I walked out of my office and immediately my attention went to Ms. Reynolds. Yes, Grace was a good name for her. She was dressed in conservative wear again; this time a dark gray skirt that showed off lovely curves at her hips, and a white blouse. Her hair was up again, and she studied me with knowing hazel eyes accentuated by her glasses. There was something about her that felt fulfilling. Like I was a man dying of thirst and she was the water that quenched my need.

“Thank you for coming,” I said hoping I sounded gracious and not like a man living on the edge. I hoped I could keep it up, but I knew my fuse was short, and it was her job to light it.

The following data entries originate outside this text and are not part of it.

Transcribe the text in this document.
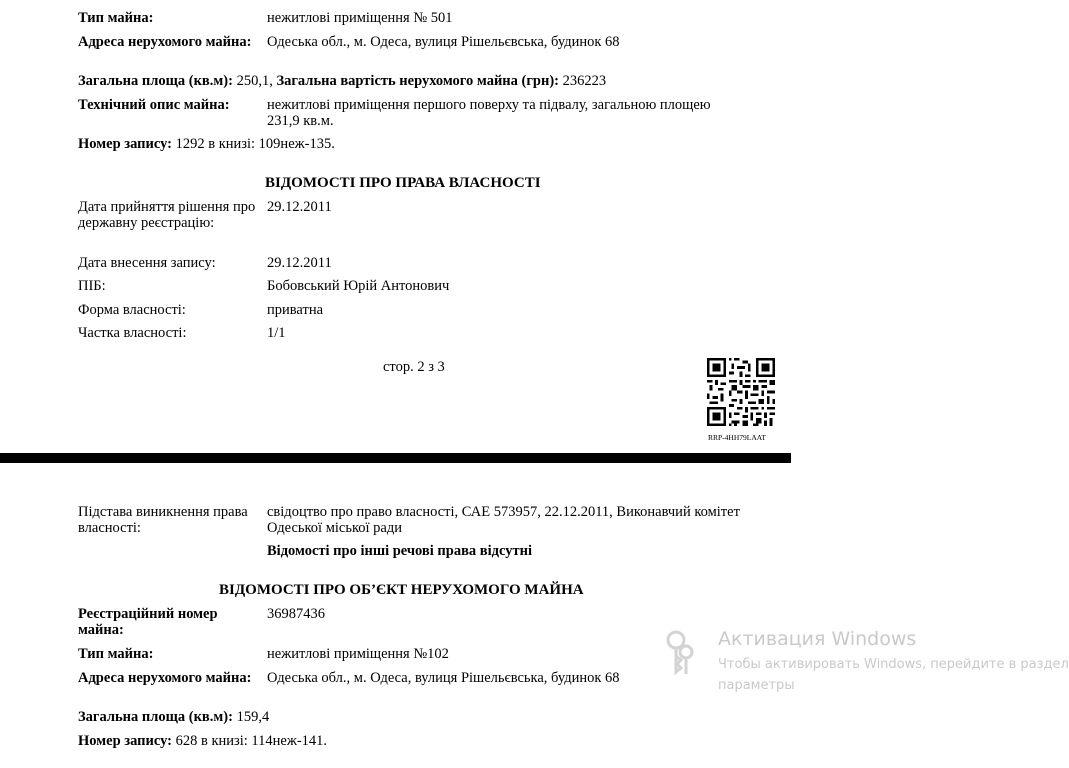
Тип майна:	нежитлові приміщення № 501
Адреса нерухомого майна: Одеська обл., м. Одеса, вулиця Рішельєвська, будинок 68
Загальна площа (кв.м): 250,1, Загальна вартість нерухомого майна (грн): 236223
Технічний опис майна:	нежитлові приміщення першого поверху та підвалу, загальною площею 231,9 кв.м.
Номер запису: 1292 в книзі: 109неж-135.
ВІДОМОСТІ ПРО ПРАВА ВЛАСНОСТІ
Дата прийняття рішення про державну реєстрацію:
29.12.2011
Дата внесення запису:	29.12.2011
ПІБ:	Бобовський Юрій Антонович
Форма власності:	приватна
Частка власності:	1/1
стор. 2 з 3
RRP-4HH79LAAT
Підстава виникнення права власності:
свідоцтво про право власності, САЕ 573957, 22.12.2011, Виконавчий комітет Одеської міської ради
Відомості про інші речові права відсутні
ВІДОМОСТІ ПРО ОБ’ЄКТ НЕРУХОМОГО МАЙНА
Реєстраційний номер майна:
36987436
Тип майна:	нежитлові приміщення №102
Адреса нерухомого майна: Одеська обл., м. Одеса, вулиця Рішельєвська, будинок 68
Загальна площа (кв.м): 159,4
Номер запису: 628 в книзі: 114неж-141.
Активация Windows
Чтобы активировать Windows, перейдите в раздел
параметры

“It didn’t sound like I had a choice.” She quirked a brow at me. She looked like a woman that could be walked all over, but clearly, she had gumption. She wasn’t intimidated by me or my brothers. I liked that, and there was a perverse part of me that wanted to push it. How far could I go before I’d get a reaction from her?

I smirked and led her to the office I had refurbished over the weekend. Chase said he liked what I’d done, although I could see he was baffled about why I bothered. I was too but simply told him I didn’t want to feel like I was being interrogated in the ugly space.

I wondered what Ms. Reynolds would think of it. I watched her face as I opened the door and let her in.

Her eyes took in the room. “Is this the same room as before?”

“Yes. I had it redone.”

“It’s lovely.”

She was lovely. Christ, what was wrong with me? Feeling annoyed at the strange, unwanted pull she had on me, I said, “Yeah, well, if I have to take part in this farce, I figured I’d spend company money to get back at my brothers.”

She didn’t react, and yet, I felt like my statement was going to be a part of her assessment of me. Now I felt like a fool. A childish, petulant fool. Fuck.

I went to the minifridge to get water. “Do you want some water or coffee or something.”

“No, thank you.” She took a seat in one of the wingback chairs across from the couch. I wondered if she was going to want me to lay down on the couch and tell her about my relationship with my mother like some Freudian analyst.

I took a long swig of my water and sat on the couch, watching her as she took out her notebook and crossed her lovely legs at her ankles. It occurred to me that I’d rather be taking her out to dinner and getting to know her. As such, I didn’t want to ruin her opinion of me by telling her how I failed in Iraq and how I was failing at home.